CareFirst chief accuses Trigon over testimony

Larsen reportedly was told $1.3 billion wasn't final offer

Other promises related

Jews suspects an effort to throw `monkey wrench' into sale to WellPoint

August 24, 2002|By M. William Salganik | M. William Salganik,SUN STAFF

Potentially damaging testimony by executives of Trigon Healthcare Inc. may be an effort to "throw a monkey wrench" into CareFirst BlueCross BlueShield's deal to be sold to a competitor, William L. Jews, CareFirst's chief executive officer, said yesterday.

CareFirst, the area's largest insurer, is seeking approval from regulators to convert to a for-profit operation and be acquired. Trigon bid $1.3 billion for CareFirst, but CareFirst's board elected to accept a matching offer from WellPoint Health Networks Inc. of California.

On Monday, according to sources, two executives of Trigon told Maryland Insurance Commissioner Steven B. Larsen in private testimony that Trigon would have paid more but was not pressed for a higher bid. They also said Trigon offered a written guarantee to maintain employment levels in Maryland and had promised that its CEO would buy a house in the Baltimore area and work here two days a week.

They also asserted that Trigon challenged CareFirst's plan to pay $33.2 million in bonuses to its executives, including Jews, for completing the deal.

The sworn testimony, delivered in a setting similar to a deposition in a court case, is potentially important as Larsen considers whether CareFirst negotiated the best deal it could. Experts say the process used in negotiating is a key factor in judging whether a price is fair. And if Larsen concludes that the $1.3 billion deal is not fair, he can reject it. He can also direct a higher price, and WellPoint would be free to pay or walk away.

Jews said yesterday, "I was appalled by the representations made by Trigon. They are fraught with inaccuracies." He said CareFirst would appear before Larsen to give its version of events.

Jews suggested the motivation could stem from Trigon's recent acquisition by Anthem Inc. Based in Indianapolis, Anthem, like the California-based WellPoint, is seeking to acquire more Blue Cross plans.

"It's possible the company wants to throw a monkey wrench into the process," Jews said. "I just raise the question. I'm not suggesting anything. We're trying to consummate a transaction. The timing is very curious. Who would be interested in CareFirst? WellPoint and Anthem."

Beth Laws, a spokeswoman for Richmond-based Trigon, said the company would reiterate a statement it made earlier in the week when asked about the testimony. That statement noted that the Trigon executives "were requested to appear before the Maryland Insurance Administration pursuant to a subpoena. They complied fully."

Lauren Green-Caldwell, a spokeswoman for Anthem, Trigon's parent, said only, "We stand behind the testimony of our executives."

WellPoint declined to comment.

Anthem operates Blues plans in nine states and has 10.5 million members, with the addition of Trigon last month. WellPoint is larger, with 13 million members, and operates Blues plans in California, Georgia and Missouri.

"Of the publicly traded Blues, those are the two acquisitive ones," said Eric L. Veiel, a managed-care analyst for Deutsche Bank Securities in Baltimore. "To call them rivals is not perfectly accurate, since all of the Blues have a sense of, for lack of a better word, brotherhood. But when it comes to acquisitions, they will be bidding against each other."

Trigon, before it was bought by Anthem, got into a public bidding war with WellPoint once before. WellPoint signed a deal in 1998 to buy the Georgia Blues for $500 million. As the regulatory review dragged out, Trigon jumped in during 2000 with a $675 million bid.
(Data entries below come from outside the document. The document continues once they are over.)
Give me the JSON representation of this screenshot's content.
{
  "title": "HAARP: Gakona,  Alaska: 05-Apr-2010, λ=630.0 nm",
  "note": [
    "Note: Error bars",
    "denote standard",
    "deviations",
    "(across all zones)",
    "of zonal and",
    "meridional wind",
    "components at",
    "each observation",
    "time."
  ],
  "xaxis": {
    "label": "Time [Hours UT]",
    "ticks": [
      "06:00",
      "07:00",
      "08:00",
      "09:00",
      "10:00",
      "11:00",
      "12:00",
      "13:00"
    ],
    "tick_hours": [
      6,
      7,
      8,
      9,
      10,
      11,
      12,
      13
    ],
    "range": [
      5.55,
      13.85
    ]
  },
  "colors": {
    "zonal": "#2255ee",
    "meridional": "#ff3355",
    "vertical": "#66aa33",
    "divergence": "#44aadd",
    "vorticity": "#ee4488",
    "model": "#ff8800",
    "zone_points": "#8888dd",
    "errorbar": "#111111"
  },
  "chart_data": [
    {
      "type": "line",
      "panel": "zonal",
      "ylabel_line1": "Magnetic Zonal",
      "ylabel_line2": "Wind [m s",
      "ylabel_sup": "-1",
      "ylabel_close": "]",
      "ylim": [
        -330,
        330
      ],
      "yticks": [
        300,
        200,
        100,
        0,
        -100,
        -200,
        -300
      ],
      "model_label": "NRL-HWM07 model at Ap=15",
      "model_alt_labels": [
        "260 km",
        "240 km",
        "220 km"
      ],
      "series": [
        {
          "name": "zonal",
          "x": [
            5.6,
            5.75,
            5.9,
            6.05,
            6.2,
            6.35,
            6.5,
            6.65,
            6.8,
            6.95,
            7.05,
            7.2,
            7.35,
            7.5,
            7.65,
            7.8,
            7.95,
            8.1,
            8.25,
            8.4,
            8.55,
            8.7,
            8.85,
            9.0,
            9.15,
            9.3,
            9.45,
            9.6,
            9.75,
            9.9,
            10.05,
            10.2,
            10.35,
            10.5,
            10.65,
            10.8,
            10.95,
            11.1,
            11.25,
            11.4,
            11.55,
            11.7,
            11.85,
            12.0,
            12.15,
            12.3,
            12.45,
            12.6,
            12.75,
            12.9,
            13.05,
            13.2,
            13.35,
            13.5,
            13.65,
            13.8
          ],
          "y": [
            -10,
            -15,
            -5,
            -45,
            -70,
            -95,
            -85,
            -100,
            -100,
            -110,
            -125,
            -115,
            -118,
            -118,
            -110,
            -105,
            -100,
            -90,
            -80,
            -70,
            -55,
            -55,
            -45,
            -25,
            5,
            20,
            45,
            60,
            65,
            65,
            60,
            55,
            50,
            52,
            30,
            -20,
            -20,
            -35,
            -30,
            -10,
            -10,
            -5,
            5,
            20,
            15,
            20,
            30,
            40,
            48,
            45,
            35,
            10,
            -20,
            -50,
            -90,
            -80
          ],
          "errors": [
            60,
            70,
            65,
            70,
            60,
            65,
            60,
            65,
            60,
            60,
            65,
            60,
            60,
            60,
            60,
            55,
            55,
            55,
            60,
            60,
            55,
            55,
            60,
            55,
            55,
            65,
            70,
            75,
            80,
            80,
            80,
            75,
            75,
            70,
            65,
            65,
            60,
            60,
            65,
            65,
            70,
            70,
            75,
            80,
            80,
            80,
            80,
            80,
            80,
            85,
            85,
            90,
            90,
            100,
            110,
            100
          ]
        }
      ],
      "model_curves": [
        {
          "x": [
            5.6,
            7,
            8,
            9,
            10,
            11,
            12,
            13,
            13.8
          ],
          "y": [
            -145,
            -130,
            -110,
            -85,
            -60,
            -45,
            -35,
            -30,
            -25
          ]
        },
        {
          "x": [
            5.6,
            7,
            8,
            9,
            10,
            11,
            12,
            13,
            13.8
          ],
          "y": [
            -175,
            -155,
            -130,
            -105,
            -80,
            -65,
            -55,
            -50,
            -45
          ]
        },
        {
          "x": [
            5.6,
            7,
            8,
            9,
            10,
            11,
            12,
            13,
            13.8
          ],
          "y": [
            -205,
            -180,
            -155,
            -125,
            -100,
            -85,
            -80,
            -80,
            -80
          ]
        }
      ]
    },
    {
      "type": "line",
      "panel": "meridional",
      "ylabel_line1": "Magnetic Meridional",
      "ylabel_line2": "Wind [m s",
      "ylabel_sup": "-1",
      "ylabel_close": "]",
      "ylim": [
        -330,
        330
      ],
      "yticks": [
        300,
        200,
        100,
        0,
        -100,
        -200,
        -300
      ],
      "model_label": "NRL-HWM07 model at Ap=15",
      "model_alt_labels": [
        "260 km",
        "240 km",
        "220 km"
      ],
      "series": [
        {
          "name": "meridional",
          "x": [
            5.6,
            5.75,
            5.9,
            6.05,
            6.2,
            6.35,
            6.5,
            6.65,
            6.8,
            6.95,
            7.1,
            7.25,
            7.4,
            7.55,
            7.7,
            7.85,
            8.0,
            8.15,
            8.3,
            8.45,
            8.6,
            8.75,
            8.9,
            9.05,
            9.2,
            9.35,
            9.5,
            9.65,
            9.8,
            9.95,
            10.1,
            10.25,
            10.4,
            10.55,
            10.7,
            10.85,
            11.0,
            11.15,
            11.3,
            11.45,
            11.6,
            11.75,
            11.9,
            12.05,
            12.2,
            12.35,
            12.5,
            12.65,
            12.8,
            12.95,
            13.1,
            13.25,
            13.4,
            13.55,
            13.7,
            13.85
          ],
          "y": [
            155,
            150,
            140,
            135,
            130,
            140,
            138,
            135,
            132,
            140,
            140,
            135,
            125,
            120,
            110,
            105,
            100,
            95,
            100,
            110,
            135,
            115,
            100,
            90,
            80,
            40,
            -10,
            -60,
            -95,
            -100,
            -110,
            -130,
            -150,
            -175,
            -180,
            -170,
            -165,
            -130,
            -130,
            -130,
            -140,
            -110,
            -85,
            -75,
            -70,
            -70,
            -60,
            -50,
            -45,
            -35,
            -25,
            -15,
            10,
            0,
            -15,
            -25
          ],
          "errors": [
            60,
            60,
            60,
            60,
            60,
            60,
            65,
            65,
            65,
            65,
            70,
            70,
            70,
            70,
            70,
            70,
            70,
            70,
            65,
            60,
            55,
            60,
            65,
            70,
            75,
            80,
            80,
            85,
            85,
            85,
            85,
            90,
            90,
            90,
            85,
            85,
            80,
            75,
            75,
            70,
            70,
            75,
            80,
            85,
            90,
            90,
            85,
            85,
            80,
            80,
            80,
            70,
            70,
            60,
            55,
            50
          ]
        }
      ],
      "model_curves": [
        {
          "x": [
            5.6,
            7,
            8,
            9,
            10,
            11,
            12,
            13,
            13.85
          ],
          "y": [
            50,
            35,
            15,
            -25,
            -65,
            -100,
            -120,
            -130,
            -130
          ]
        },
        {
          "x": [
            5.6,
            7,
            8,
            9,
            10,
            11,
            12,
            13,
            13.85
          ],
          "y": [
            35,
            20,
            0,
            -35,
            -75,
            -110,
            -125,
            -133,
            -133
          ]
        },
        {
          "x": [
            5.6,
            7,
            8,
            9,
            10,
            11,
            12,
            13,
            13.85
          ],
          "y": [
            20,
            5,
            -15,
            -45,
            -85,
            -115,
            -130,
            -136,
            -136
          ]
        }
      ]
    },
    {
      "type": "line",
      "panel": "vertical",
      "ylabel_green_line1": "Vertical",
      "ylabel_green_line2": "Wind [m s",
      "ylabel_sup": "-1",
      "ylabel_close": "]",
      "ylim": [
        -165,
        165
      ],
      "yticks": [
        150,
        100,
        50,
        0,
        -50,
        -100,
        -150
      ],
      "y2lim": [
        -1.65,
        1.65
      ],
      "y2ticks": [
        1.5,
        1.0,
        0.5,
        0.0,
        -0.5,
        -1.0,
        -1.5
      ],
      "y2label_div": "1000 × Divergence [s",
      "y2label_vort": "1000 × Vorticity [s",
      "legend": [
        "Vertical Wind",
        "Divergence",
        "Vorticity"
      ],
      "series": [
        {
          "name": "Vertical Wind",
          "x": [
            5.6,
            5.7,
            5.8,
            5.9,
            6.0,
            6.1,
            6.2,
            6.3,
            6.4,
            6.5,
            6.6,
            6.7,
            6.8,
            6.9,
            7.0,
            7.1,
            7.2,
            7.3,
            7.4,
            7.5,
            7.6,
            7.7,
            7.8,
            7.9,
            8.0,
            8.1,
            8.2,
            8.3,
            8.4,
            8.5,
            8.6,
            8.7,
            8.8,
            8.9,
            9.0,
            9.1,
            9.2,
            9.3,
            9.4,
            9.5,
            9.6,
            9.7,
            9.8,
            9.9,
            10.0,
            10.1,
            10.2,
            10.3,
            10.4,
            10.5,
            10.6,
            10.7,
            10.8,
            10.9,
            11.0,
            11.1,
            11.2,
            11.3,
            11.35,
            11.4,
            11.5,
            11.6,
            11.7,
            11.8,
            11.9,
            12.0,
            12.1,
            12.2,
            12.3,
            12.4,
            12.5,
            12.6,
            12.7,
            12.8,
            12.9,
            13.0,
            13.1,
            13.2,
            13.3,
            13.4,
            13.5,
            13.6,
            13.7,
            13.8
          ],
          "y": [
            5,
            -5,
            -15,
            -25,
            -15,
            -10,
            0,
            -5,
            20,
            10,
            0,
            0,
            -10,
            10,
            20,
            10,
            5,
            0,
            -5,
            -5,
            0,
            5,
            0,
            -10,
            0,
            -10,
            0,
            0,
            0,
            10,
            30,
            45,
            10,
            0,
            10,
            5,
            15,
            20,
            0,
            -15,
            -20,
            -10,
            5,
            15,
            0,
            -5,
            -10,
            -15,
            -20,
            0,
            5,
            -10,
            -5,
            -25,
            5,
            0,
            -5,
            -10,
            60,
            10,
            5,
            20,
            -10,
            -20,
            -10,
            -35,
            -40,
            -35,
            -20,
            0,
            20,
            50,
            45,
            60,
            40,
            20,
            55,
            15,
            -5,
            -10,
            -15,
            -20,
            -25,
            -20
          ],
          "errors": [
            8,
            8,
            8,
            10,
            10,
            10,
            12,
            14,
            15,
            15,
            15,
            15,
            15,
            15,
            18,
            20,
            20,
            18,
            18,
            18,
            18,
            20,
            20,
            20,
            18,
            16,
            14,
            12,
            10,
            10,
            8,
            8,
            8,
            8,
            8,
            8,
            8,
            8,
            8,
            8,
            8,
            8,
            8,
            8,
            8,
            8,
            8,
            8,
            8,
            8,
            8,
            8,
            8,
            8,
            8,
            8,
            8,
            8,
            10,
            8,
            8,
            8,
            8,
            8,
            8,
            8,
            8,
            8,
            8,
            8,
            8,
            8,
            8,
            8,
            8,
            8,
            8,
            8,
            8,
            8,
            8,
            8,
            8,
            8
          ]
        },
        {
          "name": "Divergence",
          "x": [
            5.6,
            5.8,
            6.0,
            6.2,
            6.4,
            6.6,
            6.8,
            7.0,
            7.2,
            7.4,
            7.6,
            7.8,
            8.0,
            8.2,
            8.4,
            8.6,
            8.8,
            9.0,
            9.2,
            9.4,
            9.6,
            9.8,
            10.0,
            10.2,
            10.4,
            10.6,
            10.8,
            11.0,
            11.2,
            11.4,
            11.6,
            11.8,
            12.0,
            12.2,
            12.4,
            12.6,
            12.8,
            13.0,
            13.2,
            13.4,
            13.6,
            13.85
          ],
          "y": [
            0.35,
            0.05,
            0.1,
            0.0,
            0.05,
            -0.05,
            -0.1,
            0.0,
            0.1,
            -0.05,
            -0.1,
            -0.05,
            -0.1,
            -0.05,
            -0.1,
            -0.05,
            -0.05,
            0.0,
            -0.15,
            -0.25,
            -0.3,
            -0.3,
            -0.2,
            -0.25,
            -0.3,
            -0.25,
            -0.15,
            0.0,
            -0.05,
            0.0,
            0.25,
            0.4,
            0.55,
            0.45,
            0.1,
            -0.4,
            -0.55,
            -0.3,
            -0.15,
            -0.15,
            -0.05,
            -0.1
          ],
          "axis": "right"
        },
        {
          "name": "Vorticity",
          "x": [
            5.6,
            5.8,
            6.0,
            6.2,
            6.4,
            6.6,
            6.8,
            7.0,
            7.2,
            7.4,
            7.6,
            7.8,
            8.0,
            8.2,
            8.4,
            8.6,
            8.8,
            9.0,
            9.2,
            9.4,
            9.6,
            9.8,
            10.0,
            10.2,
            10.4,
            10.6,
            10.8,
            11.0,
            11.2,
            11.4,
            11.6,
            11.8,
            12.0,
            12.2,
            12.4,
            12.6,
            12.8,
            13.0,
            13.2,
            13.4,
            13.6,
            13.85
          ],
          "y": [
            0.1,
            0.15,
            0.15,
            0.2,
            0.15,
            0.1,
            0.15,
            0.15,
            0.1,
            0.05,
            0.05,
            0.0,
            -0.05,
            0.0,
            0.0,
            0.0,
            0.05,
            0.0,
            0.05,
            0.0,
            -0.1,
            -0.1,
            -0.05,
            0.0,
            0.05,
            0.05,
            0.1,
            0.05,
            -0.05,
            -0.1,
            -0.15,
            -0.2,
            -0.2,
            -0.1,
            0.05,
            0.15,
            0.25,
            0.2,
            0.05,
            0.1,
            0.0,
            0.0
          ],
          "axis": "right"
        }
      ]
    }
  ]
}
WellPoint wound up making the deal, but with a $700 million price tag.

Jews questioned Trigon claims, made in testimony to Larsen, that it hadn't offered more money for CareFirst because CareFirst's investment bankers hadn't asked. "That's the inexperience of a company that has never done a major acquisition," he said. "If they're interested in making the acquisition, they need to lead the process."

Commenting on other aspects of Trigon's offer for CareFirst, he said that although Trigon said it wouldn't reduce staffing in Maryland, "I did not believe it."

Combining two companies in the same region, he said, "they would look for synergies, for economies of scale," that would lead to layoffs. He conceded that CareFirst itself had combined Blue Cross plans in Maryland, the District of Columbia and Delaware without job reductions in any of the three. However, he said, the deals were not comparable because of differences in market share and administrative costs.

He said Trigon's proposed post-merger management structure was "as bizarre as anything I've ever seen." Jews would have been chairman of the board and would have headed operations in CareFirst's territory, while Thomas G. Snead Jr. would have remained as CEO of Trigon and led operations in Virginia. Jews said this was unworkable and would have meant "an inability to be successful."

And, he said, Trigon initially promised to move its headquarters to Maryland, which he reported to Maryland officials, "then, they took that off the table."

In the end, he said, CareFirst rejected Trigon's bid because "we refused to play Russian roulette with our [employees] and with the good reputation this company has built."